Stop reading here if you don't want anything more 'mathy' than this.
If you want the more "mathy" way of saying this, it is that for the group of permutations of 5 or more things, there are no normal subgroups (groups of permutations that produce the same ordering regardless of if you did that permutation first, or the combining permutation first.). When there are no normal subgroups, then the math people call this situation "simple", as in "now that is a simple group" ( when it's actually more complex, so the math people are obviously way too complex ).
If you want the "even more mathy" way of saying it, it is that $A_5$ is the smallest simple group, but that $A_1$, $A_2$, $A_3$, and $A_4$ all have nice normal subgroups you can factor out, which lets you find a nice equation to solve x in a linear, quadratic, cubic or quartic equation.
If you want a basically incomprehensible reference please enjoy visiting this Wiki entry on $A_5$.
It is important to understand that Abel and Galois solved somewhat different problems while dealing with quintic equations. Abel always dealt with the simpler case of a general polynomial of fifth degree with symbolic coefficients where Galois handled the more general case where the coefficients involved could be numeric.
I read Abel's treatment (with some simplification done by later authors) in the wonderful book Galois Theory of Algebraic Equations by Jean Pierre Tignol. The idea behind the proof is to understand the relation between roots and coefficients with some focus on how roots are more complicated entities than the coefficients. It is easy to establish the expressions for coefficients in terms of roots (elementary symmetric functions) but doing the reverse is hard. Abel's proof for the unsolvability of a general quintic has two main ingredients :
- If a root can be expressed as a radical expression in terms of coefficients (and the radicals may be nested) then the building blocks of this complicated expression (ie the innermost radicals) as well as the intermediate expressions can be expressed as rational functions of the roots using roots of unity.
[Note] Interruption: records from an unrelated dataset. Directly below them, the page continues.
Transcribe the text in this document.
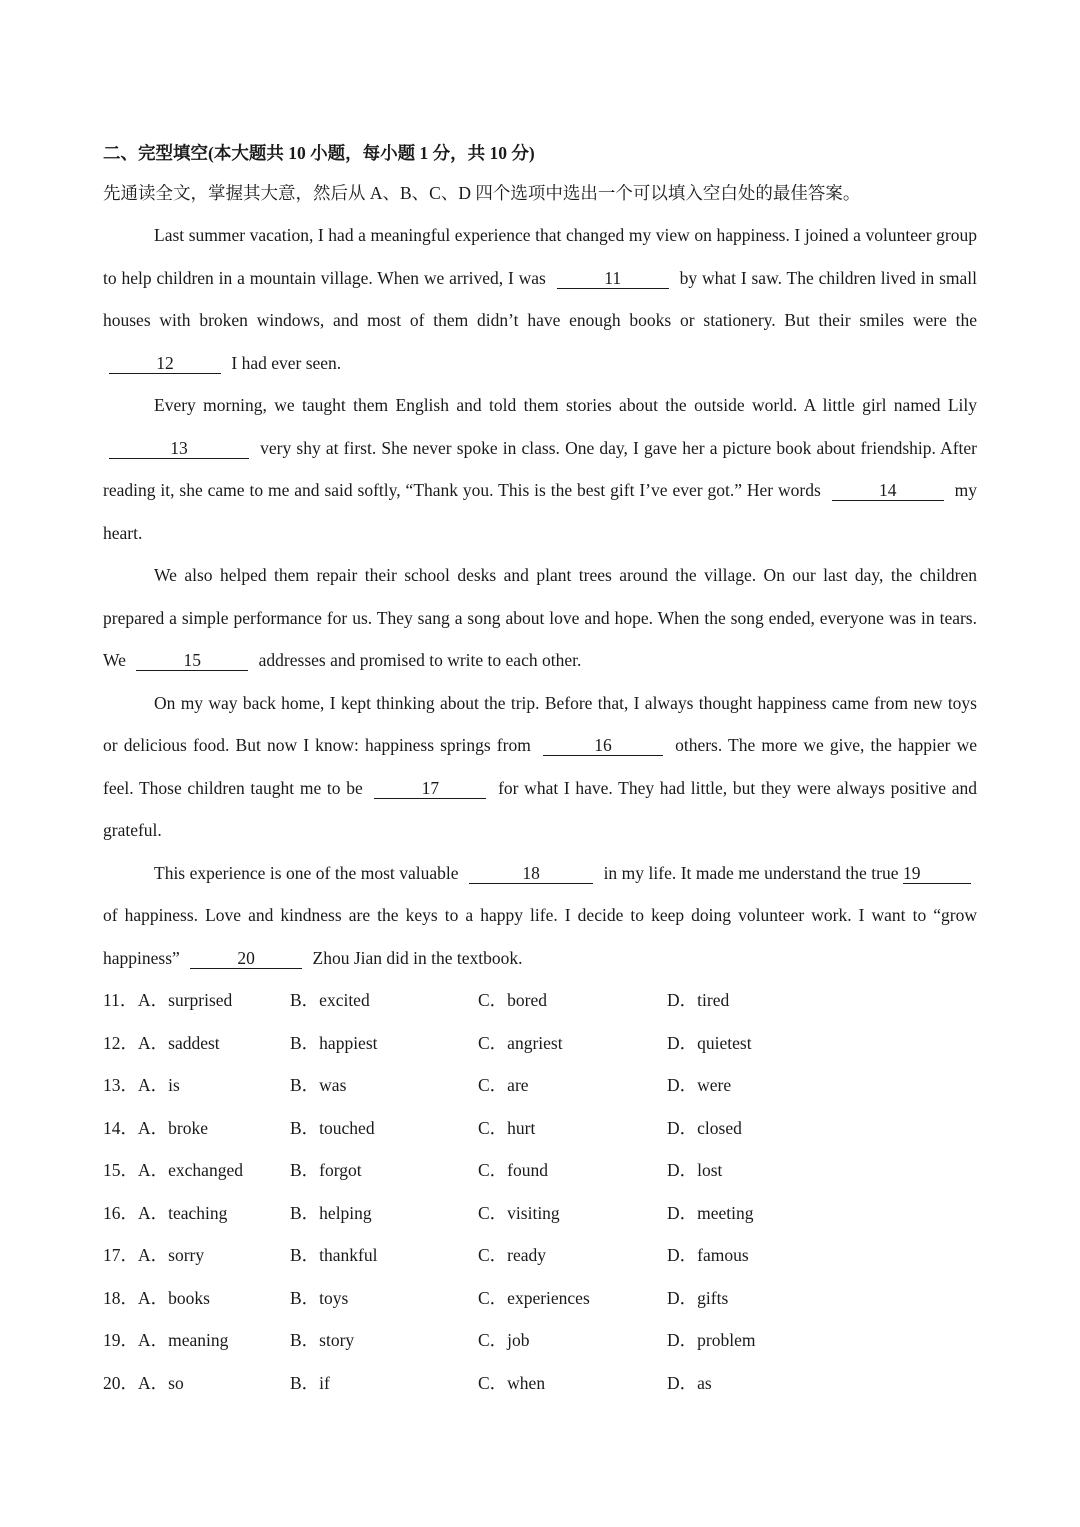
二、完型填空(本大题共 10 小题，每小题 1 分，共 10 分)
先通读全文，掌握其大意，然后从 A、B、C、D 四个选项中选出一个可以填入空白处的最佳答案。

Last summer vacation, I had a meaningful experience that changed my view on happiness. I joined a volunteer group to help children in a mountain village. When we arrived, I was	11	by what I saw. The children lived in small houses with broken windows, and most of them didn’t have enough books or stationery. But their smiles were the 12	I had ever seen.

Every morning, we taught them English and told them stories about the outside world. A little girl named Lily 13	very shy at first. She never spoke in class. One day, I gave her a picture book about friendship. After reading it, she came to me and said softly, “Thank you. This is the best gift I’ve ever got.” Her words	14	my heart.

We also helped them repair their school desks and plant trees around the village. On our last day, the children prepared a simple performance for us. They sang a song about love and hope. When the song ended, everyone was in tears. We	15	addresses and promised to write to each other.

On my way back home, I kept thinking about the trip. Before that, I always thought happiness came from new toys or delicious food. But now I know: happiness springs from	16	others. The more we give, the happier we feel. Those children taught me to be	17	for what I have. They had little, but they were always positive and grateful.

This experience is one of the most valuable	18	in my life. It made me understand the true 19 of happiness. Love and kindness are the keys to a happy life. I decide to keep doing volunteer work. I want to “grow happiness”	20	Zhou Jian did in the textbook.

11． A．surprised	B．excited	C．bored	D．tired
12． A．saddest	B．happiest	C．angriest	D．quietest
13． A．is	B．was	C．are	D．were
14． A．broke	B．touched	C．hurt	D．closed
15． A．exchanged	B．forgot	C．found	D．lost
16． A．teaching	B．helping	C．visiting	D．meeting
17． A．sorry	B．thankful	C．ready	D．famous
18． A．books	B．toys	C．experiences	D．gifts
19． A．meaning	B．story	C．job	D．problem
20． A．so	B．if	C．when	D．as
This is a non-trivial part of the proof but it is based on algebraic manipulation and does not deal with any permutation stuff.
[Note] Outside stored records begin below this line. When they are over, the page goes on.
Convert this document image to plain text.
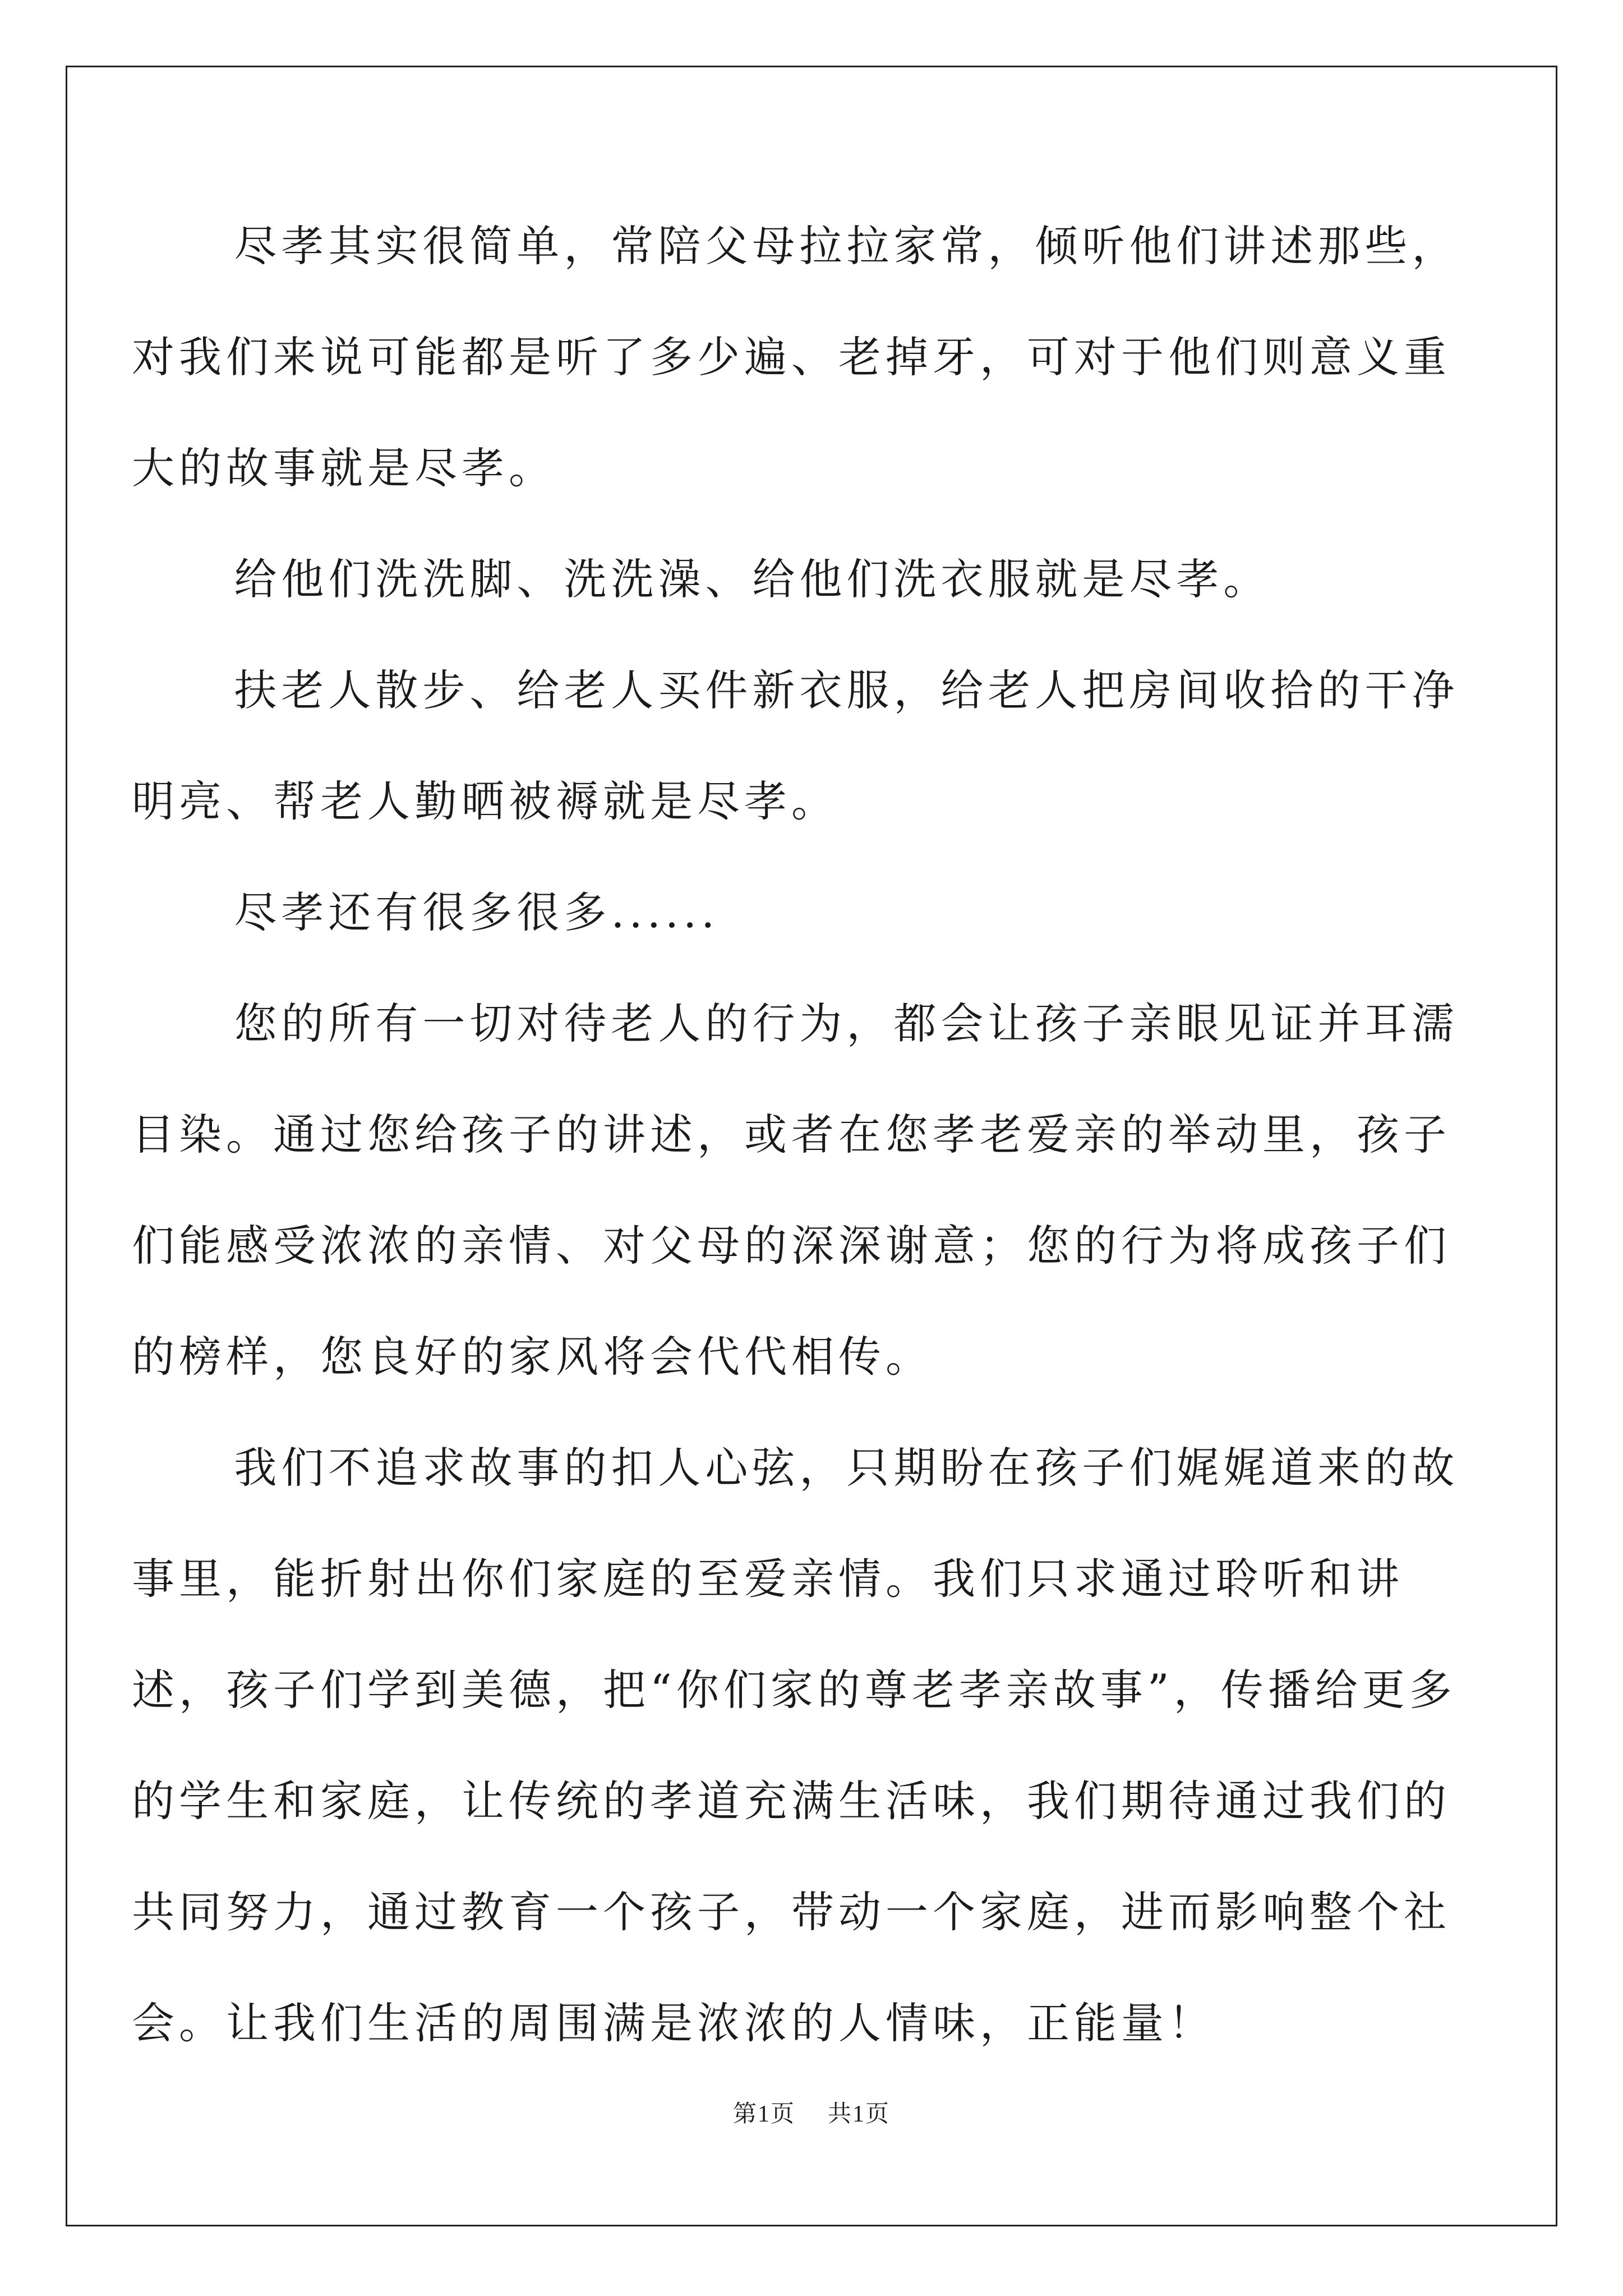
尽孝其实很简单，常陪父母拉拉家常，倾听他们讲述那些，对我们来说可能都是听了多少遍、老掉牙，可对于他们则意义重大的故事就是尽孝。

给他们洗洗脚、洗洗澡、给他们洗衣服就是尽孝。

扶老人散步、给老人买件新衣服，给老人把房间收拾的干净明亮、帮老人勤晒被褥就是尽孝。

尽孝还有很多很多......

您的所有一切对待老人的行为，都会让孩子亲眼见证并耳濡目染。通过您给孩子的讲述，或者在您孝老爱亲的举动里，孩子们能感受浓浓的亲情、对父母的深深谢意；您的行为将成孩子们的榜样，您良好的家风将会代代相传。

我们不追求故事的扣人心弦，只期盼在孩子们娓娓道来的故事里，能折射出你们家庭的至爱亲情。我们只求通过聆听和讲述，孩子们学到美德，把“你们家的尊老孝亲故事”，传播给更多的学生和家庭，让传统的孝道充满生活味，我们期待通过我们的共同努力，通过教育一个孩子，带动一个家庭，进而影响整个社会。让我们生活的周围满是浓浓的人情味，正能量！

第1页 共1页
- Radical expression of the coefficients (which are rational functions of the roots via first bullet point above) retain some amount of symmetry under permutation of the roots, no matter how many levels of nested radicals are involved and thus can not be used to express the roots which are totally non-symmetric. In general the process of forming radicals loses some amount of symmetry, but if the number of variables involved is $5$ or more then some amount of symmetry is always retained.
To elaborate the second point the expression $(a-b) ^{2}$ is symmetric in $a, b$ but taking a square root gives $a-b$ or $b-a$ and both of these are not symmetric in $a, b$. So taking square roots or $n$'th roots does break symmetry. But if we have a rational symmetric function say $f(a, b, c, d, e) $ of five variables and if the $n$'th root $\sqrt[n] {f(a, b, c, d, e)} $ can also be expressed as some rational function $g(a, b, c, d, e) $ then $g$ is not entirely non-symmetric ie there are some permutations of the variables which leave this expression unchanged. And this happens no matter how complicated radical expressions we generate via nesting. This fact can be demonstrated without much effort and is significantly simpler to understand compared to studying Galois theory. I have presented the details with proofs in my blog posts.